History of breed

A popular theory of the origin of the Standard Schnauzer is that tradesmen, who traveled the countryside with carts laden with wares in the 14th century, sought and bred in Germany a guard dog of medium size, which would not take up too much room on the cart, yet be strong enough to do the job. To develop this Schnauzer, it is thought the tradesmen crossed the black German Poodle and the gray Wolfspitz with Wife-haired Pinscher stock. It is not known just how many years it took, but at least 50 years passed before the Standard Schnauzer breed was somewhat fixed. The Standard Schnauzer appears in many paintings from the 15th century and seems to have been in high favor as a household companion.

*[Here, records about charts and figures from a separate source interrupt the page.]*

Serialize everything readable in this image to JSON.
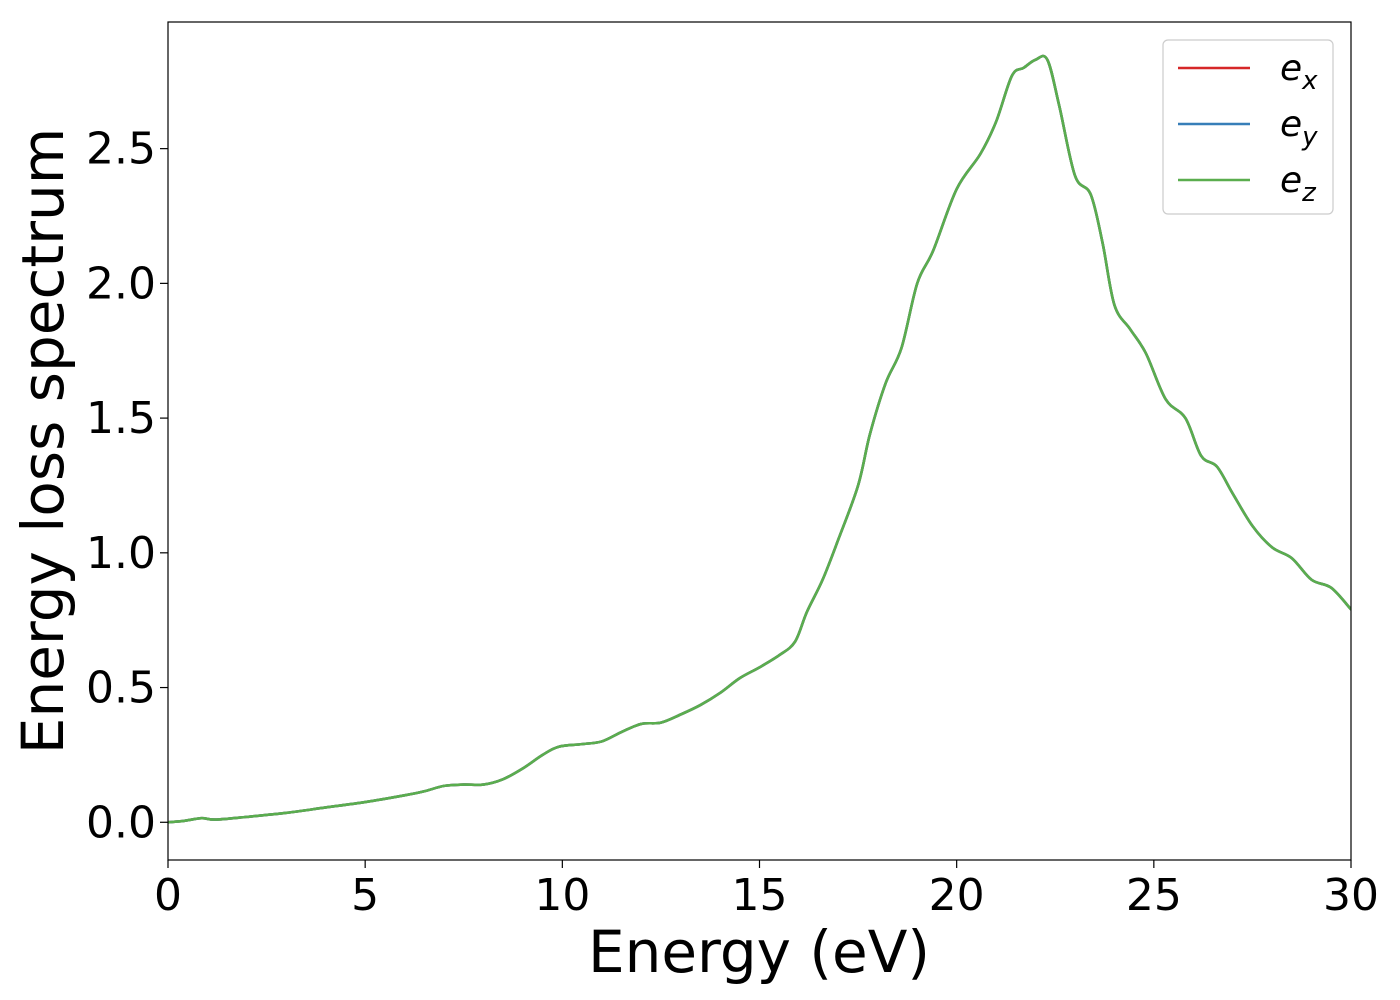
{
  "chart_data": {
    "type": "line",
    "title": "",
    "xlabel": "Energy (eV)",
    "ylabel": "Energy loss spectrum",
    "xlim": [
      0,
      30
    ],
    "ylim": [
      -0.14,
      2.97
    ],
    "xticks": [
      0,
      5,
      10,
      15,
      20,
      25,
      30
    ],
    "xtick_labels": [
      "0",
      "5",
      "10",
      "15",
      "20",
      "25",
      "30"
    ],
    "yticks": [
      0.0,
      0.5,
      1.0,
      1.5,
      2.0,
      2.5
    ],
    "ytick_labels": [
      "0.0",
      "0.5",
      "1.0",
      "1.5",
      "2.0",
      "2.5"
    ],
    "grid": false,
    "legend_position": "top-right",
    "x": [
      0,
      0.4,
      0.85,
      1.2,
      2,
      3,
      4,
      5,
      6,
      6.5,
      7,
      7.5,
      8,
      8.5,
      9,
      9.5,
      9.9,
      10.5,
      11,
      11.5,
      12,
      12.5,
      13,
      13.5,
      14,
      14.5,
      15,
      15.5,
      15.9,
      16.2,
      16.6,
      17,
      17.5,
      17.8,
      18.2,
      18.6,
      19,
      19.4,
      20,
      20.6,
      21,
      21.4,
      21.7,
      22,
      22.3,
      22.6,
      23,
      23.4,
      23.7,
      24,
      24.4,
      24.8,
      25.3,
      25.8,
      26.2,
      26.6,
      27,
      27.5,
      28,
      28.5,
      29,
      29.5,
      30
    ],
    "series": [
      {
        "name": "e_x",
        "label_main": "e",
        "label_sub": "x",
        "color": "#d62728",
        "values": [
          0.0,
          0.005,
          0.015,
          0.01,
          0.02,
          0.035,
          0.055,
          0.075,
          0.1,
          0.115,
          0.135,
          0.14,
          0.14,
          0.16,
          0.2,
          0.25,
          0.28,
          0.29,
          0.3,
          0.335,
          0.365,
          0.37,
          0.4,
          0.435,
          0.48,
          0.535,
          0.575,
          0.62,
          0.67,
          0.78,
          0.9,
          1.05,
          1.25,
          1.44,
          1.63,
          1.76,
          2.0,
          2.12,
          2.35,
          2.48,
          2.6,
          2.77,
          2.8,
          2.83,
          2.83,
          2.66,
          2.4,
          2.33,
          2.15,
          1.92,
          1.83,
          1.74,
          1.57,
          1.5,
          1.36,
          1.32,
          1.22,
          1.1,
          1.02,
          0.98,
          0.9,
          0.87,
          0.79
        ]
      },
      {
        "name": "e_y",
        "label_main": "e",
        "label_sub": "y",
        "color": "#377eb8",
        "values": [
          0.0,
          0.005,
          0.015,
          0.01,
          0.02,
          0.035,
          0.055,
          0.075,
          0.1,
          0.115,
          0.135,
          0.14,
          0.14,
          0.16,
          0.2,
          0.25,
          0.28,
          0.29,
          0.3,
          0.335,
          0.365,
          0.37,
          0.4,
          0.435,
          0.48,
          0.535,
          0.575,
          0.62,
          0.67,
          0.78,
          0.9,
          1.05,
          1.25,
          1.44,
          1.63,
          1.76,
          2.0,
          2.12,
          2.35,
          2.48,
          2.6,
          2.77,
          2.8,
          2.83,
          2.83,
          2.66,
          2.4,
          2.33,
          2.15,
          1.92,
          1.83,
          1.74,
          1.57,
          1.5,
          1.36,
          1.32,
          1.22,
          1.1,
          1.02,
          0.98,
          0.9,
          0.87,
          0.79
        ]
      },
      {
        "name": "e_z",
        "label_main": "e",
        "label_sub": "z",
        "color": "#5aad4e",
        "values": [
          0.0,
          0.005,
          0.015,
          0.01,
          0.02,
          0.035,
          0.055,
          0.075,
          0.1,
          0.115,
          0.135,
          0.14,
          0.14,
          0.16,
          0.2,
          0.25,
          0.28,
          0.29,
          0.3,
          0.335,
          0.365,
          0.37,
          0.4,
          0.435,
          0.48,
          0.535,
          0.575,
          0.62,
          0.67,
          0.78,
          0.9,
          1.05,
          1.25,
          1.44,
          1.63,
          1.76,
          2.0,
          2.12,
          2.35,
          2.48,
          2.6,
          2.77,
          2.8,
          2.83,
          2.83,
          2.66,
          2.4,
          2.33,
          2.15,
          1.92,
          1.83,
          1.74,
          1.57,
          1.5,
          1.36,
          1.32,
          1.22,
          1.1,
          1.02,
          0.98,
          0.9,
          0.87,
          0.79
        ]
      }
    ]
  }
}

German farmers used the dogs to guard their wagons of produce while at or on the way to market, as well as to keep the stable, barns, and home free of vermin. They were excellent rat catchers.

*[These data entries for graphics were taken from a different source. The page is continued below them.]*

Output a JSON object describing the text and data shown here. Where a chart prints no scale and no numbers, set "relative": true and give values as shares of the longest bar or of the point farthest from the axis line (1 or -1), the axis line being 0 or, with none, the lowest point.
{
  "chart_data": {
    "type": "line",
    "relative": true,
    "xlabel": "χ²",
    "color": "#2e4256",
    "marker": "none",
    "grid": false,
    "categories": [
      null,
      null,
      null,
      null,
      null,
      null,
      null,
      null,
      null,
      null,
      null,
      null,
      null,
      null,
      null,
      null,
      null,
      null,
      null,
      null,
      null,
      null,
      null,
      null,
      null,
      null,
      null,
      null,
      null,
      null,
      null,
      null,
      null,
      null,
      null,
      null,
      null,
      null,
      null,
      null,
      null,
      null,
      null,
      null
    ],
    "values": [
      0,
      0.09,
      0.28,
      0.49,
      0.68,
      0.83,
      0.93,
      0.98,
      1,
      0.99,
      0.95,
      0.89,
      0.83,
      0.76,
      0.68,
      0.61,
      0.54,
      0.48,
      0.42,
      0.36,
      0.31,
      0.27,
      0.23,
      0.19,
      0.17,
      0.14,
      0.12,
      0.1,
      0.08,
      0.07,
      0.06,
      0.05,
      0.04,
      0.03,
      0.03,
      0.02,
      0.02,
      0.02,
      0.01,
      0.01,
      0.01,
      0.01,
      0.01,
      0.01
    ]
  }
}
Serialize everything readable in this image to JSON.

Standard Schnauzers were used by both the Red Cross and the German Army in World War I as guard dogs and dispatch carriers. They were popular because of their dependability. They have also been used in police work.

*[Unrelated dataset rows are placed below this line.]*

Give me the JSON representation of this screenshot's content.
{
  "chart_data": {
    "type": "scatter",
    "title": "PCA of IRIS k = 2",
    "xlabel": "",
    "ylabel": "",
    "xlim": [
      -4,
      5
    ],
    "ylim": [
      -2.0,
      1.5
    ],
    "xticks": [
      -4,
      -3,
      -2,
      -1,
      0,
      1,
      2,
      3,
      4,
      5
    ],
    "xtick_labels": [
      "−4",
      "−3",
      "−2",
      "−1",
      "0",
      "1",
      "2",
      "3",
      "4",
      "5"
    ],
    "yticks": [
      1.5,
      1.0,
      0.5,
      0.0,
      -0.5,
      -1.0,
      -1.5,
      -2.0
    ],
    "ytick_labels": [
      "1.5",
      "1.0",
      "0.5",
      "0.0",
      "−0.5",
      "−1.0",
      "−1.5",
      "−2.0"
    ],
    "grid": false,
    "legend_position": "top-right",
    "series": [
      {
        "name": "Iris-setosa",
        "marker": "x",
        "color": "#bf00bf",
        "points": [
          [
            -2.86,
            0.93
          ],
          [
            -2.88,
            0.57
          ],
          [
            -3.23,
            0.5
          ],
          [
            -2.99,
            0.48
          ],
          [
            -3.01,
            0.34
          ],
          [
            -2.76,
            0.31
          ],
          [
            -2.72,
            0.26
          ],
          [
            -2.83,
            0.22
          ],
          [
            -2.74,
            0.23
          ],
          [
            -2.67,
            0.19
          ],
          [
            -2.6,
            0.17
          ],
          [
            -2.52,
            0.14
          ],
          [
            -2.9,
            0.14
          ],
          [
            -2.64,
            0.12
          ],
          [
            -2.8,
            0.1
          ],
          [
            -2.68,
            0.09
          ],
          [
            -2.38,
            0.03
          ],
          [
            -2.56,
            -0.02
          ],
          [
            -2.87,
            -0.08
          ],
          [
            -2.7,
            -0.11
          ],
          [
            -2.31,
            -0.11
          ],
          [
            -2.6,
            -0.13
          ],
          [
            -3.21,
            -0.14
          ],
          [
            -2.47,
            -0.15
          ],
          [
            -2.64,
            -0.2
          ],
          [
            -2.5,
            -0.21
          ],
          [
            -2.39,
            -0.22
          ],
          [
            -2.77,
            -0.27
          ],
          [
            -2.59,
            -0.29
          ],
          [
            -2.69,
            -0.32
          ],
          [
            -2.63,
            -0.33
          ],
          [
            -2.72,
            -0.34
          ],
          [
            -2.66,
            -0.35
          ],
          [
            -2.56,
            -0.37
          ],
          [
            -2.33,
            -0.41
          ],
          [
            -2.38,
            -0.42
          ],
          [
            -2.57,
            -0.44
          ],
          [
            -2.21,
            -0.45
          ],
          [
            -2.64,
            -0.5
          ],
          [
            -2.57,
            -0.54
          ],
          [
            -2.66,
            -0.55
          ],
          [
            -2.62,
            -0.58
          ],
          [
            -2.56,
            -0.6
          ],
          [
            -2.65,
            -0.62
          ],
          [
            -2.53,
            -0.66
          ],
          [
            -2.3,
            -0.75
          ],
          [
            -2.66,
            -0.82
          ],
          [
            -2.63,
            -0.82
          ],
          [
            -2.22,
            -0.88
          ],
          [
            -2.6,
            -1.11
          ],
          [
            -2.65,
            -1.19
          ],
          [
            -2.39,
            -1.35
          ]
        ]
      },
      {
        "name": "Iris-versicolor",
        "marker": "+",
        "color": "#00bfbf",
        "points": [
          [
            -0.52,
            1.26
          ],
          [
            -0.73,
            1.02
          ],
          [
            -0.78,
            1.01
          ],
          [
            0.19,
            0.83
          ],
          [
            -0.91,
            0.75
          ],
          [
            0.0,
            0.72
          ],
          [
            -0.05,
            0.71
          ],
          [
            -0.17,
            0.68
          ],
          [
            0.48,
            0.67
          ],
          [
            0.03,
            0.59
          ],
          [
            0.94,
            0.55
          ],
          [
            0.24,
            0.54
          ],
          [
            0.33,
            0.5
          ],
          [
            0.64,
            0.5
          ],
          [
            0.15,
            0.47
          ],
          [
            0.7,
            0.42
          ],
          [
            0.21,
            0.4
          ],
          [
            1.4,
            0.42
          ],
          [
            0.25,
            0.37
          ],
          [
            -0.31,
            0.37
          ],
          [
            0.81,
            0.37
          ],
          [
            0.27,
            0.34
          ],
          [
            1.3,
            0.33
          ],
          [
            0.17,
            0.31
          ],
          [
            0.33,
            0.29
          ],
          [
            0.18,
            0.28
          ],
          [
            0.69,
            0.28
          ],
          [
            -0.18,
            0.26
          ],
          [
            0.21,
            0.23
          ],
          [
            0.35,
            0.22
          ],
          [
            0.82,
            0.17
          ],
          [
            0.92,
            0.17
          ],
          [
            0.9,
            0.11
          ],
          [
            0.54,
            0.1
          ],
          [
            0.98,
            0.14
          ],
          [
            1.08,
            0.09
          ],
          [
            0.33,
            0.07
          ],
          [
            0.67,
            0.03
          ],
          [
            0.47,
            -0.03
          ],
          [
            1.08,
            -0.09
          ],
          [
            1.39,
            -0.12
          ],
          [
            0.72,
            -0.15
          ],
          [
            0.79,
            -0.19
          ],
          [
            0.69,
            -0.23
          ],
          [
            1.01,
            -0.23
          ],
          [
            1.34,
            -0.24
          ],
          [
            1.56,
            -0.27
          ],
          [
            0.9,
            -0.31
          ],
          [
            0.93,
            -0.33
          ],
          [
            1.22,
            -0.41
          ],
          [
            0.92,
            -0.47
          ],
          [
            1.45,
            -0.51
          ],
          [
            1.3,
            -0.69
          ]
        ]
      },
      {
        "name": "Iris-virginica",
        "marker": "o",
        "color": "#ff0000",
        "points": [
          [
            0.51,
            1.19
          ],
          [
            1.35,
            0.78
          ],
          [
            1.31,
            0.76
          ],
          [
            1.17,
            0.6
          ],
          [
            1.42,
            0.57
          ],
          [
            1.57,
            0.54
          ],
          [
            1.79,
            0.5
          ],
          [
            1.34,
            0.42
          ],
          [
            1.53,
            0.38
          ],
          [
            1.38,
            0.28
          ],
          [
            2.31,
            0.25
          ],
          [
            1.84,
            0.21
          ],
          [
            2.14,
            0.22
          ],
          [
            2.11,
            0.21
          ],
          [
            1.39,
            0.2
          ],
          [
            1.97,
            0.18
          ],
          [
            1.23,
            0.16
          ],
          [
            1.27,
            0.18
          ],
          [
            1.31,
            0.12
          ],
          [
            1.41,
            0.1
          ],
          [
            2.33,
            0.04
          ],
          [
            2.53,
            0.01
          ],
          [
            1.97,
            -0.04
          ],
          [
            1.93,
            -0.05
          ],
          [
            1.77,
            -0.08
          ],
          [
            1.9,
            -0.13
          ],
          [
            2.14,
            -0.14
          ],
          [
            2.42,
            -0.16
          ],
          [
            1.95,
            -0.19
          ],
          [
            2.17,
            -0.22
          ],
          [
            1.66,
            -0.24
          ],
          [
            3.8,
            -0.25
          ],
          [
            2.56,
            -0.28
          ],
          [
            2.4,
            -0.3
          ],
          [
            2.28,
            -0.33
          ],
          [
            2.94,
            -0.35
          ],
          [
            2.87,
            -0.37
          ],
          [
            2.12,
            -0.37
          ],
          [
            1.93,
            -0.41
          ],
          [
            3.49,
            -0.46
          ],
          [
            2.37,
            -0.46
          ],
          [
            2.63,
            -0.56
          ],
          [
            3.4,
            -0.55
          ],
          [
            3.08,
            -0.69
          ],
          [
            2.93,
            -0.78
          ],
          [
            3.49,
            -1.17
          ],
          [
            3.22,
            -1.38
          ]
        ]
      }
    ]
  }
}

The first Standard Schnauzer was imported to the United States around 1900. The first Standard Schnauzer is said to have been shown at Westminster Kennel Club in 1899. Once a part of the terrier group, the Standard was reclassified to the working group in 1945 where it remains today.

In 1925, the Schnauzer Club of America, first called the Wire-haired Pinscher Club, was formed, and in 1933, the Standard Schnauzer Club of America was formed. Like other breeds, the Standard Schnauzer has its official breed standard, established by the SSCA and AKC, which is used to judge the dogs in conformation competition. The breed can also be found competing in the obedience, rally, and agility rings; herding and tracking trials; and doing therapy work.